Direkt zum Seiteninhalt

Andreas Gryphius: "Betrachtung der Zeit", kommentiert von Jörg Neugebauer

Memo/Essay > Memo


Andreas Gryphius


Betrachtung der Zeit

Mein sind die Jahre nicht die mir die Zeit genommen.
Mein sind die Jahre nicht / die etwa möchten kommen.
Der Augenblick ist mein / und nehm' ich den in acht
So ist der mein / der Jahr und Ewigkeit gemacht.





Jörg Neugebauer



Das Gedicht bedarf keiner Erklärung. Doch weshalb nicht doch ein paar Worte darüber verlieren? Vielleicht stellt sich beim Schreiben ja eine neue Erkenntnis ein.
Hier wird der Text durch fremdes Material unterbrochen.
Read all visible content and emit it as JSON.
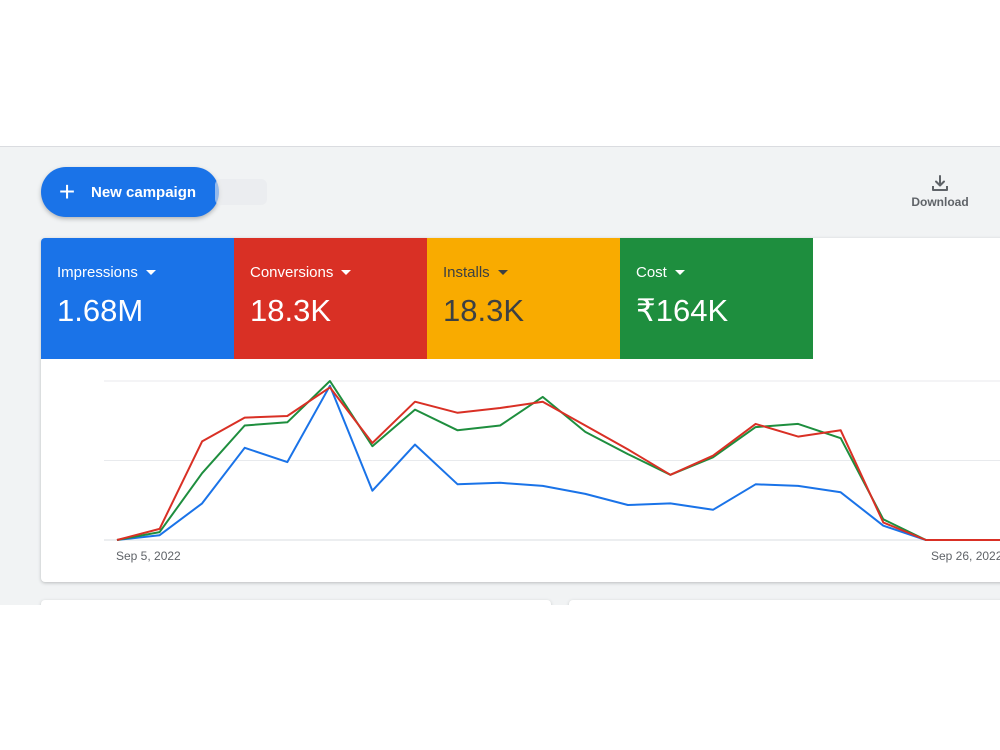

Die ersten beiden Verse scheinen etwas Selbstverständliches auszusprechen: Klar, die bisherigen Jahre meines Lebens sind weg, die Jugend und all das. Und wie lang es noch währt - keine Ahnung. Beides ist der "Zeit" unterworfen, die sich im Alterungsprozess zeigt, im Verschwundensein dessen, was einmal war. Die Eltern tot, frühere Freund- und Liebschaften bestehen nicht mehr. Andererseits kann ja noch einiges kommen, doch das hat man nicht in der Hand. Oder halt - "Der Augenblick ist mein".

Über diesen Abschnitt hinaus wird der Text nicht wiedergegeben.